Before you blow your top over the lid at Burnham Yard, the prospective home of the Denver Broncos starting in 2031, did you know that, since 1990, the average temperature of a playoff home game in the Mile High City was 40 degrees?

And that of the Broncos’ last 15 postseason games in Denver, eight of them — per Pro-Football-Reference.com — were played in temperatures 37 degrees or warmer? The last five Empower Field playoff temps: 43, 46, 40, 41, 63.

Snow down, Broncomaniacs.

Denver won’t just be playing in Super Bowls over the next decade.

We’ll be hosting them.

“The Broncos have been, since Day 1 of the franchise, an important fabric and part of the community in Denver,” Broncos CEO Greg Penner told The Denver Post’s Parker Gabriel in an exclusive interview. “Finding a site of that size that we could weave into the downtown area and all that just was incredibly unique, combined with the historic nature of the site. …

“We have the bones of the old railyard and a couple of buildings and a unique site that we think enables us to create something unique and special, both with the stadium and the mixed-use development around it.”

The Walton-Penner Group just raised the roof without raising taxes. Despite overtures from Lone Tree and Aurora, they’re keeping the Broncos in Denver. Where they belong.

In other words, Penner and co-owner/wife Carrie Walton-Penner read the room the way Peyton Manning read defenses at the line of scrimmage.

“We’re really thrilled that they came with that partnership mentality and not, like we’ve seen in other cities, ‘You give us a bunch of money or we’ll leave,’” Colorado Gov. Jared Polis told The Post. “I think the Walton-Penner Family Ownership Group is deeply committed to Denver and deeply committed to the community.”

No overt public money.

No political campaign.

No drama.

No games.

Well, except the big stuff. The biggest. For decades, the Super Bowl, the Final Four, the College Football Playoff, the World Cup or WrestleMania had a reason to fly over the Front Range and wave to us while they were taking their respective parties elsewhere.

Not anymore.
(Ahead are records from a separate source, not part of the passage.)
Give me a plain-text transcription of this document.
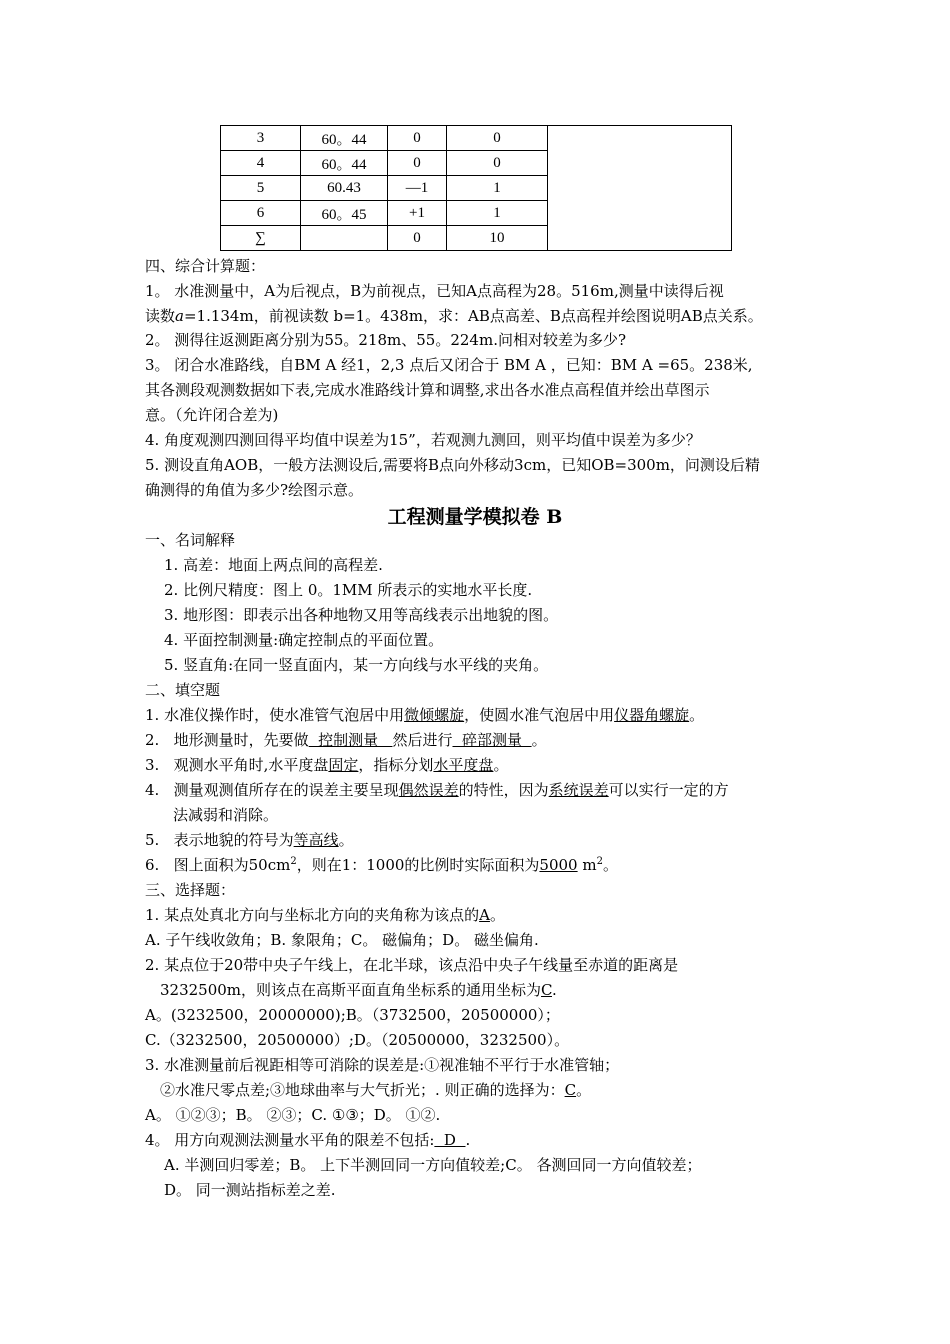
3	60。44	0	0	
4	60。44	0	0	
5	60.43	—1	1	
6	60。45	+1	1	
∑		0	10	
四、综合计算题：
1。 水准测量中，A为后视点，B为前视点，已知A点高程为28。516m,测量中读得后视
读数a=1.134m，前视读数 b=1。438m，求：AB点高差、B点高程并绘图说明AB点关系。
2。 测得往返测距离分别为55。218m、55。224m.问相对较差为多少?
3。 闭合水准路线，自BM A 经1，2,3 点后又闭合于 BM A ，已知：BM A =65。238米,
其各测段观测数据如下表,完成水准路线计算和调整,求出各水准点高程值并绘出草图示
意。（允许闭合差为)
4. 角度观测四测回得平均值中误差为15”，若观测九测回，则平均值中误差为多少？
5. 测设直角AOB，一般方法测设后,需要将B点向外移动3cm，已知OB=300m，问测设后精
确测得的角值为多少?绘图示意。
工程测量学模拟卷 B
一、名词解释
1. 高差：地面上两点间的高程差.
2. 比例尺精度：图上 0。1MM 所表示的实地水平长度.
3. 地形图：即表示出各种地物又用等高线表示出地貌的图。
4. 平面控制测量:确定控制点的平面位置。
5. 竖直角:在同一竖直面内，某一方向线与水平线的夹角。
二、填空题
1. 水准仪操作时，使水准管气泡居中用微倾螺旋，使圆水准气泡居中用仪器角螺旋。
2.   地形测量时，先要做  控制测量   然后进行  碎部测量  。
3.   观测水平角时,水平度盘固定，指标分划水平度盘。
4.   测量观测值所存在的误差主要呈现偶然误差的特性，因为系统误差可以实行一定的方
法减弱和消除。
5.   表示地貌的符号为等高线。
6.   图上面积为$50cm^2$，则在1：1000的比例时实际面积为5000 $m^2$。
三、选择题：
1. 某点处真北方向与坐标北方向的夹角称为该点的A。
A. 子午线收敛角；B. 象限角；C。 磁偏角；D。 磁坐偏角.
2. 某点位于20带中央子午线上，在北半球，该点沿中央子午线量至赤道的距离是
3232500m，则该点在高斯平面直角坐标系的通用坐标为C.
A。(3232500，20000000);B。（3732500，20500000）；
C.（3232500，20500000）;D。（20500000，3232500）。
3. 水准测量前后视距相等可消除的误差是:①视准轴不平行于水准管轴；
②水准尺零点差;③地球曲率与大气折光；. 则正确的选择为：C。
A。 ①②③；B。 ②③；C. ①③；D。 ①②.
4。 用方向观测法测量水平角的限差不包括:  D  .
A. 半测回归零差；B。 上下半测回同一方向值较差;C。 各测回同一方向值较差；
D。 同一测站指标差之差.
You want a venue with 60,000-plus seats that can host Taylor Swift in March or April? Check. You want a venue where football fans can still feel the elements on an autumn gameday? Got that, too. Open that bad boy up and let the Colorado sunshine in.
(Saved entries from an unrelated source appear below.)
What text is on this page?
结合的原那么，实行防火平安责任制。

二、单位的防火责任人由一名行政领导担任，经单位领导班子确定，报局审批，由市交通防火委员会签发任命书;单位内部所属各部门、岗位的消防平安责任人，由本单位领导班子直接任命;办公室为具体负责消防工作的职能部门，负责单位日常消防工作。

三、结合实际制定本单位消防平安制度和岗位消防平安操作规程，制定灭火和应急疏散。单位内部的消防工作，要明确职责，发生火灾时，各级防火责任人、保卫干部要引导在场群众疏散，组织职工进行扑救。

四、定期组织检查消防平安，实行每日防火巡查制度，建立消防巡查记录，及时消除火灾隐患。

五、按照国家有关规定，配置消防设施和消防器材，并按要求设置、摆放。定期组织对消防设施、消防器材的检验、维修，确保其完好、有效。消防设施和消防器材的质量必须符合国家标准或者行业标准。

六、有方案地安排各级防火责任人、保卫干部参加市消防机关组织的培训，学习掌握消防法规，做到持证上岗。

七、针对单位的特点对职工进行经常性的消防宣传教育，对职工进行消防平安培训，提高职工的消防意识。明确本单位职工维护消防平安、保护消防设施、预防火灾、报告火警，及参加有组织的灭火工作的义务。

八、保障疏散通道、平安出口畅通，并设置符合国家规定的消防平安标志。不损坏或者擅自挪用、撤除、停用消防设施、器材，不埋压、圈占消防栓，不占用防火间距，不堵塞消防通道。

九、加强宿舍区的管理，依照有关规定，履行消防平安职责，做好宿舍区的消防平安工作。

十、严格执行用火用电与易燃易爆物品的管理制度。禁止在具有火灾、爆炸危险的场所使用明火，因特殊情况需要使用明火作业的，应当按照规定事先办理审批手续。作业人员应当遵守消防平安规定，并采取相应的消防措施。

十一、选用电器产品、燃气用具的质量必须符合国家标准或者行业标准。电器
We don’t need the cool kids on the coasts to tell us Denver is the best darn sports city in America. But building a multi-purpose stadium at Burnham Yard gives the Front Range many more chances to prove it — and on the largest stages imaginable.

New Orleans officials recently estimated that Super Bowl LIX was worth more than $1.25 billion in economic impact to the Crescent City. San Antonio boasted an economic bump of $440 million from hosting the Men’s Basketball Final Four this past April.

You wouldn’t want a piece of that?

The Penners do. And thank goodness.

“The goal is to create something that is active on gameday,” Penner stressed to The Post, “but also (for) the rest of the year.”